5. Substrate - primarily for neocardina shrimp, amano and tigers, maybe some micro fish down the road (chili rasbora, otto's, maybe green neon rasbora).... was thinking of trying ecocomplete, but is ADA aquasoil worth the extra price if I don't need a buffering substrate? For plants I will probably go with HC Cuba, but keep the plants fairly subtle, mostly mosses and HC. Would ADA aquasoil be overkill?

Thanks for any tips and advice!


----------



## Wyvc (Sep 17, 2017)

Hello there  

1. Build your own ( customize to your liking.)

2. Get a Nicrew or Chihiro's A series ( Plus even better ), both go for around ~40-50 CAD, for 60cm ( Nicrew I got from amazon.ca prime, 24 watt 35 $, Chihiro on the way from hong kong and will take a while to ship but ~ 50$ for 39 watt - Price includes shipping and tax ) / clamp lights / build your own with those LED strips ( ~8$ for 300 led strip )

3. Never used one so idk, I too am interested in what others say. Though shrimp sometimes like to go out for a walk..

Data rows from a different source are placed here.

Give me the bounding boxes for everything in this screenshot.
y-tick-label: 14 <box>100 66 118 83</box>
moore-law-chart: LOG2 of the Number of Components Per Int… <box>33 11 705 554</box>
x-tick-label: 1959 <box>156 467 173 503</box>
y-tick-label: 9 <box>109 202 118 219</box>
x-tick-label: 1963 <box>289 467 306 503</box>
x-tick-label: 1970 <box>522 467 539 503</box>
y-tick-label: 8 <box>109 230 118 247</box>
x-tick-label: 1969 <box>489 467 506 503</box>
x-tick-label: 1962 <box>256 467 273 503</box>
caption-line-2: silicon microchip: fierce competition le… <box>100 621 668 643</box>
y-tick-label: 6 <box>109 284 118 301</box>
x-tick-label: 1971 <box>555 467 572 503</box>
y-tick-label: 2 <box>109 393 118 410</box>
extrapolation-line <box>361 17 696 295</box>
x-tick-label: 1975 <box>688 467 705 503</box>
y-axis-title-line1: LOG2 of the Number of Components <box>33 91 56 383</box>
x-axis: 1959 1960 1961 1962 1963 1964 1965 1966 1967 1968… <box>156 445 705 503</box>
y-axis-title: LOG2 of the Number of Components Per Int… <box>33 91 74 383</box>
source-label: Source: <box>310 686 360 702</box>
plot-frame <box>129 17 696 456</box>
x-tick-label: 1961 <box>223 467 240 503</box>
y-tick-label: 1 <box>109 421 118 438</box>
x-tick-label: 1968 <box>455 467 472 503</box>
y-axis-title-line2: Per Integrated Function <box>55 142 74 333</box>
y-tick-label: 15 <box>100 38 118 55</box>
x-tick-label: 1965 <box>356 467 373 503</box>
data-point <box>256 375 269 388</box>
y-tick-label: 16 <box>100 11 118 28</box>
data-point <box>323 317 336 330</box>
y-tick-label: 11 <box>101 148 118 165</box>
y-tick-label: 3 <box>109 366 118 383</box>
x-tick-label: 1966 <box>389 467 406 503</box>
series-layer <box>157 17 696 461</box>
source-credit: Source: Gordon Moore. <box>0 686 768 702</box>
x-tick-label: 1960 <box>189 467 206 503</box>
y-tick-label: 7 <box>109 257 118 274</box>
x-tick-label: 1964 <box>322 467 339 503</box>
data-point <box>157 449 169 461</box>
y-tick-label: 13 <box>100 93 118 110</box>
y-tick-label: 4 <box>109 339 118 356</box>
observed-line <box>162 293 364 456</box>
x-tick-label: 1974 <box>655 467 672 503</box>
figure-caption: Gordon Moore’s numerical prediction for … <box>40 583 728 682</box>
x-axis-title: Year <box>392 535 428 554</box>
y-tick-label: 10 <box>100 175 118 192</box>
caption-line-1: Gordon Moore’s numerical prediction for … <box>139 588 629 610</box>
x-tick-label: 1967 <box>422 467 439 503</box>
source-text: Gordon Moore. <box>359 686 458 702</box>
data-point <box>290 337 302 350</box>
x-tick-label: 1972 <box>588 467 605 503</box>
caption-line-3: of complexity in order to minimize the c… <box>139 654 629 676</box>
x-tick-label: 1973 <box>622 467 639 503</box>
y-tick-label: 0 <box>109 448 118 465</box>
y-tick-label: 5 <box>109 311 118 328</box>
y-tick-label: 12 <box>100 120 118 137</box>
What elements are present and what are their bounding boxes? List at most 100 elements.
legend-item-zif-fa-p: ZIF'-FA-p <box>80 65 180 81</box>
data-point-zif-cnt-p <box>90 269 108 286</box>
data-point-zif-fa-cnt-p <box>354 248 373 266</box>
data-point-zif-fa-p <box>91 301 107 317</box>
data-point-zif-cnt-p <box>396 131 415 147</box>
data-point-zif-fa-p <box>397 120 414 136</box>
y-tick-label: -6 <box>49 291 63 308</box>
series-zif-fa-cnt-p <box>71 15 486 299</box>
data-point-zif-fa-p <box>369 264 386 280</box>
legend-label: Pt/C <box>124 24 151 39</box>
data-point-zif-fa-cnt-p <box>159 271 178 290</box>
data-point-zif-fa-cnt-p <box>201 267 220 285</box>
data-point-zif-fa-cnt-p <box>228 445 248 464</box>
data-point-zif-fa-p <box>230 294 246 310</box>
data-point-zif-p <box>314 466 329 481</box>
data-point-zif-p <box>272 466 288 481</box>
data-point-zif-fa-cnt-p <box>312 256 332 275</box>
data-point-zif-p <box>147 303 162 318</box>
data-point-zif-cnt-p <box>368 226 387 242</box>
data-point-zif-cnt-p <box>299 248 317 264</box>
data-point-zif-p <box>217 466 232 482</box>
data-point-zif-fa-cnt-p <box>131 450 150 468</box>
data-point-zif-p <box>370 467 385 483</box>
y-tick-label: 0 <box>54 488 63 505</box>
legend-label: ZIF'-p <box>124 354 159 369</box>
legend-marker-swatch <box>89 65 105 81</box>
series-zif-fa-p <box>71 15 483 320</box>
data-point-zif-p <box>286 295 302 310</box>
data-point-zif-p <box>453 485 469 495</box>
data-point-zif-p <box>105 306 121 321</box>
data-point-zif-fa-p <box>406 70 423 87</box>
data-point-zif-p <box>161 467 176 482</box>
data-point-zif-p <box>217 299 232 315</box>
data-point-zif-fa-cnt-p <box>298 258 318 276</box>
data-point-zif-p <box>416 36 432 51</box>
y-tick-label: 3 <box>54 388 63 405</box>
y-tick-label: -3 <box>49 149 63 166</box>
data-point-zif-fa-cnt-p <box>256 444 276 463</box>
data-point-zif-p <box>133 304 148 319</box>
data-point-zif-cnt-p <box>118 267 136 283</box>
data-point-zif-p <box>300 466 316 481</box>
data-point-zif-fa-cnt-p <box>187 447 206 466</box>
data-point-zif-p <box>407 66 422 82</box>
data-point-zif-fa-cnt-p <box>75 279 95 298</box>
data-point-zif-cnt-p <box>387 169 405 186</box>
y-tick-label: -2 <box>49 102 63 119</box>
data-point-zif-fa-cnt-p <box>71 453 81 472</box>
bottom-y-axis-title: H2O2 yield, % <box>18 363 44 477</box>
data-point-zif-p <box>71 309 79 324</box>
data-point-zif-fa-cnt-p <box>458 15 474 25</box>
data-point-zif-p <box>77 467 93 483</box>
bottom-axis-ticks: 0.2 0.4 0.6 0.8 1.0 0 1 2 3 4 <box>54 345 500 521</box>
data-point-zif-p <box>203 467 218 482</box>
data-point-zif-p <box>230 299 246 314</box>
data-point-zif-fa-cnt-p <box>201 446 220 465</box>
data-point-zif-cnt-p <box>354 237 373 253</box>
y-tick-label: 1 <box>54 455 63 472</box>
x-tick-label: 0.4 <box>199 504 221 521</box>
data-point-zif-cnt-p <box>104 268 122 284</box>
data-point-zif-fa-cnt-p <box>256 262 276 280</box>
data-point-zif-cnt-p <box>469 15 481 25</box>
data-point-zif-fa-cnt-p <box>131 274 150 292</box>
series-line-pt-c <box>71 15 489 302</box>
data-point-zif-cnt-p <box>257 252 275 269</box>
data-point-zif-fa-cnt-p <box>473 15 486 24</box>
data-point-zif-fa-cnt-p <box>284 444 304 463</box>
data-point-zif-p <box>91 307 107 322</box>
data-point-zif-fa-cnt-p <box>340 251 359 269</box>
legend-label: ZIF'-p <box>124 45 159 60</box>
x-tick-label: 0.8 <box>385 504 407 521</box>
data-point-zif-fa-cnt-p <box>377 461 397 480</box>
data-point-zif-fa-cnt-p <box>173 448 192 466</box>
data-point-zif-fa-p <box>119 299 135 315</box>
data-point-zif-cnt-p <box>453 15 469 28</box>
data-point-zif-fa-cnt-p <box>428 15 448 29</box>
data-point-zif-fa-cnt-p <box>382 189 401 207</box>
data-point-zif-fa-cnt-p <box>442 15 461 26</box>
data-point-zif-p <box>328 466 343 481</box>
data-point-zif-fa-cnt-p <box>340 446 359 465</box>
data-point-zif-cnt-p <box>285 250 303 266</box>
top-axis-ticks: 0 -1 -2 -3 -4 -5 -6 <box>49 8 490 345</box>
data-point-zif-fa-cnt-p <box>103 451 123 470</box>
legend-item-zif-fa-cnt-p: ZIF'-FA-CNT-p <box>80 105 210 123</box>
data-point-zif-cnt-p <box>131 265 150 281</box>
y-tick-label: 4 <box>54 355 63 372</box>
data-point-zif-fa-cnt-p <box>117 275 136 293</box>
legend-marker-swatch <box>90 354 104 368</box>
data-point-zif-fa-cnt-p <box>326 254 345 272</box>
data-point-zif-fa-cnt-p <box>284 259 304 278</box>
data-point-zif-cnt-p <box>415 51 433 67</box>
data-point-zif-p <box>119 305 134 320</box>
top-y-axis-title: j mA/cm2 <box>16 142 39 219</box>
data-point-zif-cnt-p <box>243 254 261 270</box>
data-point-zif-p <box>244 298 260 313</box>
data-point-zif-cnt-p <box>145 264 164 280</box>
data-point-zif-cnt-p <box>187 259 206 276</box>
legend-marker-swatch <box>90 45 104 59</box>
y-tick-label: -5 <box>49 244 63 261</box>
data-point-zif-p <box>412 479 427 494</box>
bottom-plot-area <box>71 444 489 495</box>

4. Idk, could always DIY one.. don't need to spend money on things you can build. Rather save the money for buces, rare anubias, rare mosses.

5. Never kept neocardina so idk  , but my crystal reds and plants are happy with ADA amazonia. - Actually cherry shrimp are neocardina but they are the easiest of the bunch anyways.


----------



## Dou (Dec 4, 2015)

1. I use a Besta - but it can be a bit flimsy and dangerous. Make sure you have correct supporting braces and that the tank is not in an area where someone can knock the Besta easily.

2. I have all 3 lights: AquaSky, Finnex 24/7+ and the Chihiros A-Series... So far, I prefer my AquaSky the most. 

3. Good if you don't want evaporation. You will need a canister filter if you choose to go with this option.

4. I know some people have used the Eheim150, but I'm going to say that the perfect size is the Eheim250.

5. Toss up here. If you ever plan on growing plants, you should go ADA Amazonia. The ammonia spike in the beginning will get your filter all established.


----------



## _noob (Oct 30, 2016)

Awesome input guys!


----------